L’affirmation de DeepSeek concernant les coûts astronomiques repose sur un point technique : le chiffre de 5,6 millions de dollars ne couvre que l’entraînement final d’un modèle, et non les années de travail préliminaire. Les analystes de SemiAnalysis estiment que les dépenses totales en matériel dépassent 500 millions de dollars, en tenant compte du superordinateur de High-Flyer et d’autres infrastructures. Sam Altman, le PDG d’OpenAI, a qualifié le chiffre de 5,6 millions de dollars de « très exagéré », soulignant que la formation du modèle GPT-4 de son entreprise a coûté plus de 100 millions de dollars.
Néanmoins, la frugalité de DeepSeek met en évidence un clivage dans la stratégie de l’IA. Alors que les entreprises américaines s’efforcent de construire des modèles toujours plus grands qui nécessitent des milliers de puces de pointe, DeepSeek cherche plutôt à améliorer les architectures existantes. « Ils prouvent que le calcul brut n’est pas la seule voie possible », a déclaré au Washington Post Kai-Shen Huang, de l’Institut de recherche pour la démocratie de Taipei.
L’action de Nvidia a plongé de 17 % lundi, après la montée en puissance de DeepSeek, effaçant une valeur de 589 milliards de dollars. Cette chute a laissé certains analystes perplexes, car DeepSeek utilise des puces Nvidia. Cependant, cette réaction met en évidence les craintes que l’IA, moins chère et plus légère, ne réduise à long terme la demande de matériel coûteux, et que le secteur technologique chinois comble le fossé malgré les contrôles américains à l’exportation.

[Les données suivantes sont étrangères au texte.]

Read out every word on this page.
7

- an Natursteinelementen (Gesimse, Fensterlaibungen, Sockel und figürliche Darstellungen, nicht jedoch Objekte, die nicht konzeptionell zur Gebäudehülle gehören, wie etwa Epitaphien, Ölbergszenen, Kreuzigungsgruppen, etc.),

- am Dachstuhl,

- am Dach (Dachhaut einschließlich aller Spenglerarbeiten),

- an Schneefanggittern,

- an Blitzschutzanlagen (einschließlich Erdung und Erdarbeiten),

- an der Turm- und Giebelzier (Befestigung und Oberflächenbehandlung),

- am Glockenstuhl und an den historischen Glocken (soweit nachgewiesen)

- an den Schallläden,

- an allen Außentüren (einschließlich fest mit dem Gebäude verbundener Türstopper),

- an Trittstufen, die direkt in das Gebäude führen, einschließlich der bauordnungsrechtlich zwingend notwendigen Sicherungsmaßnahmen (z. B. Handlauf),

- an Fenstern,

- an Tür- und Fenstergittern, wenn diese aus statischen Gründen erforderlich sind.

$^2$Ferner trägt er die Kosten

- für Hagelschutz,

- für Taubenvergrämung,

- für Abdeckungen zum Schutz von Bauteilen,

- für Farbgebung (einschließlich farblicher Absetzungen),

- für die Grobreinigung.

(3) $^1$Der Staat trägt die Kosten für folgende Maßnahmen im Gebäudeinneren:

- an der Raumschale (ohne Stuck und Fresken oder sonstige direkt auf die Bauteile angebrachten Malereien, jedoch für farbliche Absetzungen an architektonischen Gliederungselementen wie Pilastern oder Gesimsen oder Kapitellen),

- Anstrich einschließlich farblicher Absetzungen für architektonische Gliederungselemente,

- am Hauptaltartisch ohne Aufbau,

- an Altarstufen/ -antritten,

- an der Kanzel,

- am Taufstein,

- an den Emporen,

Les investisseurs s’inquiètent également de la tarification. DeepSeek propose ses modèles gratuitement ou avec de fortes réductions par rapport à ses concurrents occidentaux, ce qui pourrait réduire les marges de l’ensemble du secteur. « Ils ne rivalisent pas seulement en termes de performances », a déclaré Xiaomeng Lu, du groupe Eurasia. « Ils redéfinissent ce qui est économiquement viable. »
L’essor de DeepSeek coïncide avec l’escalade des tensions technologiques entre les États-Unis et la Chine. L’ancien président Donald Trump, qui a appelé à se concentrer sur la concurrence de l’IA après le lancement de DeepSeek, aurait discuté des droits de douane sur les puces avec le PDG de Nvidia, Jensen Huang, avant une réunion. Pendant ce temps, les autorités américaines enquêtent pour savoir si DeepSeek a obtenu des puces Nvidia restreintes par l’intermédiaire de tiers.

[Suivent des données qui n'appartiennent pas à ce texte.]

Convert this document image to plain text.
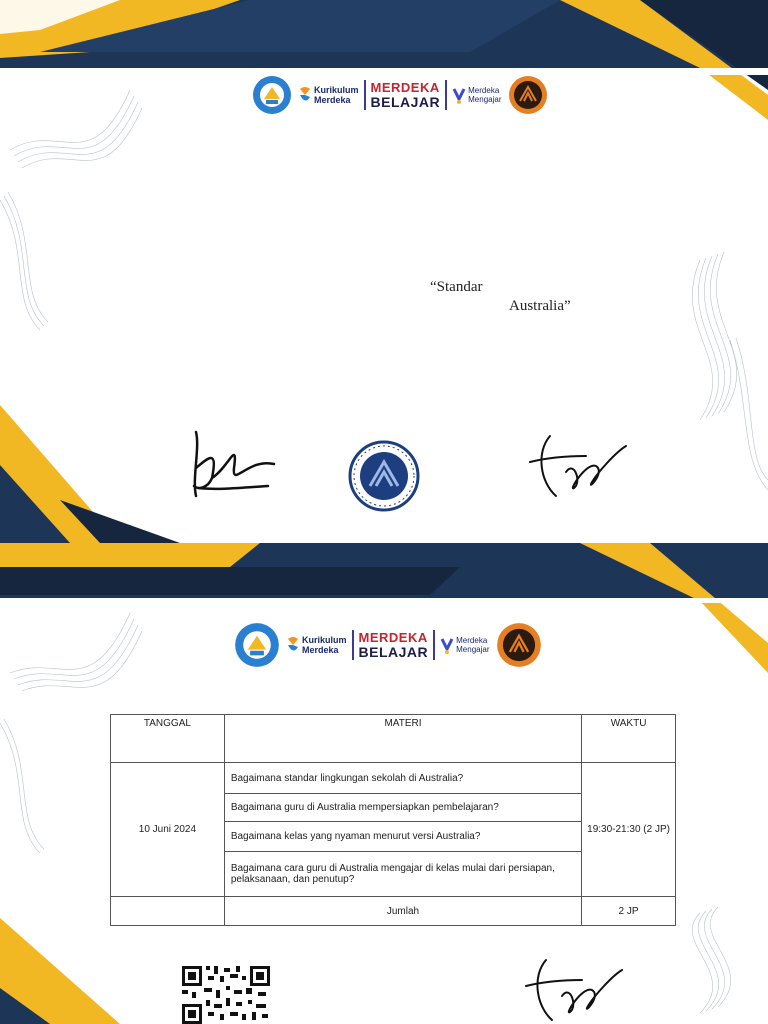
Kurikulum
Merdeka
MERDEKA
BELAJAR
Merdeka
Mengajar
“Standar
Australia”
Kurikulum
Merdeka
MERDEKA
BELAJAR
Merdeka
Mengajar
TANGGAL	MATERI	WAKTU
10 Juni 2024	Bagaimana standar lingkungan sekolah di Australia?	19:30-21:30 (2 JP)
	Bagaimana guru di Australia mempersiapkan pembelajaran?	
	Bagaimana kelas yang nyaman menurut versi Australia?	
	Bagaimana cara guru di Australia mengajar di kelas mulai dari persiapan, pelaksanaan, dan penutup?	
	Jumlah	2 JP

L’entreprise nie avoir commis des actes répréhensibles et les experts ne voient que peu de preuves de l’implication du gouvernement. « Il ne s’agit pas d’un projet gouvernemental descendant », a déclaré Matt Sheehan, de l’institut Carnegie, au même journal américain. « Il s’agit d’une équipe talentueuse qui puise dans le vaste réservoir d’ingénieurs de la Chine. » Il n’en reste pas moins que les vastes investissements de Pékin dans l’IA, à hauteur de 1,3 milliard de dollars pour la seule année 2023, ont créé un terrain fertile pour la prospérité d’entreprises comme DeepSeek.
DeepSeek se heurte à des obstacles. Les fournisseurs américains de services en nuage bloquent ses modèles pour des raisons de sécurité, ce qui limite sa portée mondiale. Les contrôles à l’exportation l’empêchent également d’accéder aux dernières puces de Nvidia, ce qui l’oblige à continuer de s’appuyer sur des GPU plus anciens. Et si ses modèles excellent en codage et en mathématiques, ils sont à la traîne pour les tâches nuancées telles que la création littéraire.
Mais le génie est sorti de la bouteille. En montrant que les percées de l’intelligence artificielle ne nécessitent pas toujours des budgets illimités, DeepSeek a suscité un débat sur l’efficacité et l’échelle. Alors que les start-up du monde entier étudient ses méthodes, la leçon est claire : dans la course à l’IA, il est parfois préférable de travailler plus intelligemment que de dépenser plus.